Prosesi diawali dengan kirab Muter Gelang mengelilingi kampung. Selanjutnya masyarakat berjalan menuju Pantai Sidem untuk mengikuti prosesi larung sesaji sebagai puncak rangkaian Sedekah Bumi.
Juru Kunci Larung Sembonyo Bakat menjelaskan, tradisi tersebut merupakan warisan leluhur yang tetap dipertahankan karena mengandung nilai religius. Menurut dia, larung sesaji bukanlah bentuk penyembahan kepada selain Allah SWT, melainkan simbol rasa syukur atas rezeki yang diterima masyarakat.
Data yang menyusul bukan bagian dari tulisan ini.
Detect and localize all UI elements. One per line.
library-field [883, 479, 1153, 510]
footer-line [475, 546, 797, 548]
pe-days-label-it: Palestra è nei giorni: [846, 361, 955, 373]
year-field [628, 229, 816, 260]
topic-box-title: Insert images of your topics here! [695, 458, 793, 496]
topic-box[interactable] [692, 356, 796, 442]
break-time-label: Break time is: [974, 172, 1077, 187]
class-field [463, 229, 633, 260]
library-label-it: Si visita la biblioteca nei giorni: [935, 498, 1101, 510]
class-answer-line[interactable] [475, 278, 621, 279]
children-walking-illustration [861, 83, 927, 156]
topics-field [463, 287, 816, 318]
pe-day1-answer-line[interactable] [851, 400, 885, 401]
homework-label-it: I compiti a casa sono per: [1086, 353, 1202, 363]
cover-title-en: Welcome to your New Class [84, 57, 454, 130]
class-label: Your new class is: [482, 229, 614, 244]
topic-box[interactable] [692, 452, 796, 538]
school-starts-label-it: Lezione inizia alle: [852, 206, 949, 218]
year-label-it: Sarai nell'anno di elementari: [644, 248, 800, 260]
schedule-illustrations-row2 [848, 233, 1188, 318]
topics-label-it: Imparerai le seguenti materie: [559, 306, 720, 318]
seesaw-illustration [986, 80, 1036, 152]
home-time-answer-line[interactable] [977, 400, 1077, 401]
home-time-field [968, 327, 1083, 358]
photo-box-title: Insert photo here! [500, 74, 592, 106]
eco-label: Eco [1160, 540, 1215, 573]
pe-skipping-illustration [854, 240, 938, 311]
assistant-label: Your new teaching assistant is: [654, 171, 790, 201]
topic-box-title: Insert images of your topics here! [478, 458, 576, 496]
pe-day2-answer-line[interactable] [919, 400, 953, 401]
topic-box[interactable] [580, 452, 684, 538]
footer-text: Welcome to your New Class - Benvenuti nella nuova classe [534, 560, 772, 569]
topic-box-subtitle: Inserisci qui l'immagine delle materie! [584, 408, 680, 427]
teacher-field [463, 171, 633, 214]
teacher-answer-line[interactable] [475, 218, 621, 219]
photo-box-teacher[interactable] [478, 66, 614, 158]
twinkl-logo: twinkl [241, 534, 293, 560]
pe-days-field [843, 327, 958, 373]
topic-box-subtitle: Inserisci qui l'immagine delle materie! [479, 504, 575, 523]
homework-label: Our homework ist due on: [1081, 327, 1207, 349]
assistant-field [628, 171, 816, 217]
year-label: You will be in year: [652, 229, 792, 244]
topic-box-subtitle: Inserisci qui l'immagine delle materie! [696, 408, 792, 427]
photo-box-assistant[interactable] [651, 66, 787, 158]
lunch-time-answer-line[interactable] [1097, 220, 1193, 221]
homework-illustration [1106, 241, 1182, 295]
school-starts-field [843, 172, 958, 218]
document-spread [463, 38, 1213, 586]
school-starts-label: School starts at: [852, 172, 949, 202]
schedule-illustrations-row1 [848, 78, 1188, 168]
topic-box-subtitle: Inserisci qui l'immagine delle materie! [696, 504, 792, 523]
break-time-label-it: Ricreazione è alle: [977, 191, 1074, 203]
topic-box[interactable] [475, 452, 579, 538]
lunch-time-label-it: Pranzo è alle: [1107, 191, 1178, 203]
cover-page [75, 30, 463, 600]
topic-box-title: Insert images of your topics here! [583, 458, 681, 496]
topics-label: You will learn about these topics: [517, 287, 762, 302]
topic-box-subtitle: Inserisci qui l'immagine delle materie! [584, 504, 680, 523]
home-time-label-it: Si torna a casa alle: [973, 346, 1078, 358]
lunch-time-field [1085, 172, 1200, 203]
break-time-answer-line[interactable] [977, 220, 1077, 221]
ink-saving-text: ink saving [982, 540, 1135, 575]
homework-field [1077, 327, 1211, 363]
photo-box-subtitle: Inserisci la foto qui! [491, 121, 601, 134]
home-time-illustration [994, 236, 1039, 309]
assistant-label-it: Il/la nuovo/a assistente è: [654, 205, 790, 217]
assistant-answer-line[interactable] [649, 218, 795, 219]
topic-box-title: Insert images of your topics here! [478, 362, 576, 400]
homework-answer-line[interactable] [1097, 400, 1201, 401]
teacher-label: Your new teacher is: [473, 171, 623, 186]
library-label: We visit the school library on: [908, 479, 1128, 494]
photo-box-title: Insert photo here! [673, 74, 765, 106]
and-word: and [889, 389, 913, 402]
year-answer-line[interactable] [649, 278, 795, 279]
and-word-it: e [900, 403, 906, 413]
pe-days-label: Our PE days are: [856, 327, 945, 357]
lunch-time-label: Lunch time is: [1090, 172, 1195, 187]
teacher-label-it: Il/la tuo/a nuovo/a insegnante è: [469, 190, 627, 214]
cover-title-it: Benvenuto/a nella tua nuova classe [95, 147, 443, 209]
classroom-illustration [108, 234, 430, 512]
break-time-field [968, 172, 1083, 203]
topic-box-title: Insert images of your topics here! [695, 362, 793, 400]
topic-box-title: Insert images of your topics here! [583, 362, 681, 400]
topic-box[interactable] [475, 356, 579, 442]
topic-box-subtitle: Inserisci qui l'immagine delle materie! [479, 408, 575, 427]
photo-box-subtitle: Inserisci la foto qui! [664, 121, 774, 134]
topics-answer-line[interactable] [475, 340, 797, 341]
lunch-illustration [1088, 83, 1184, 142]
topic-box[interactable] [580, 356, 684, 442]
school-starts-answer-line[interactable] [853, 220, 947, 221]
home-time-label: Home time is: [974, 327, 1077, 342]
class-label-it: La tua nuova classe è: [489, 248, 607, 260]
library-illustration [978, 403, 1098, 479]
"Larung Sembonyo merupakan upacara adat Sedekah Bumi sebagai ungkapan rasa syukur kepada Allah SWT atas hasil bumi dan hasil laut yang menjadi sumber penghidupan masyarakat Sidem," ujarnya.
Dia menambahkan, doa yang dipanjatkan sebelum prosesi larung juga dimaksudkan untuk memohon keselamatan dan keberkahan bagi masyarakat. Selain itu, doa tersebut menjadi bentuk penghormatan kepada para leluhur yang pertama kali membuka kawasan Sidem.
"Kami tetap hanya menyembah Allah SWT. Nilai utamanya adalah bersyukur kepada Allah serta menghormati para leluhur yang telah berjasa membuka wilayah ini," tegasnya.
Kepala Desa Besole Suratman berharap tradisi tersebut terus dilestarikan sebagai pengingat pentingnya rasa syukur kepada Tuhan sekaligus menjaga nilai-nilai budaya yang diwariskan secara turun-temurun.
"Tradisi ini harus terus dilestarikan karena menjadi wujud syukur dan kebersamaan warga Sidem," tuturnya.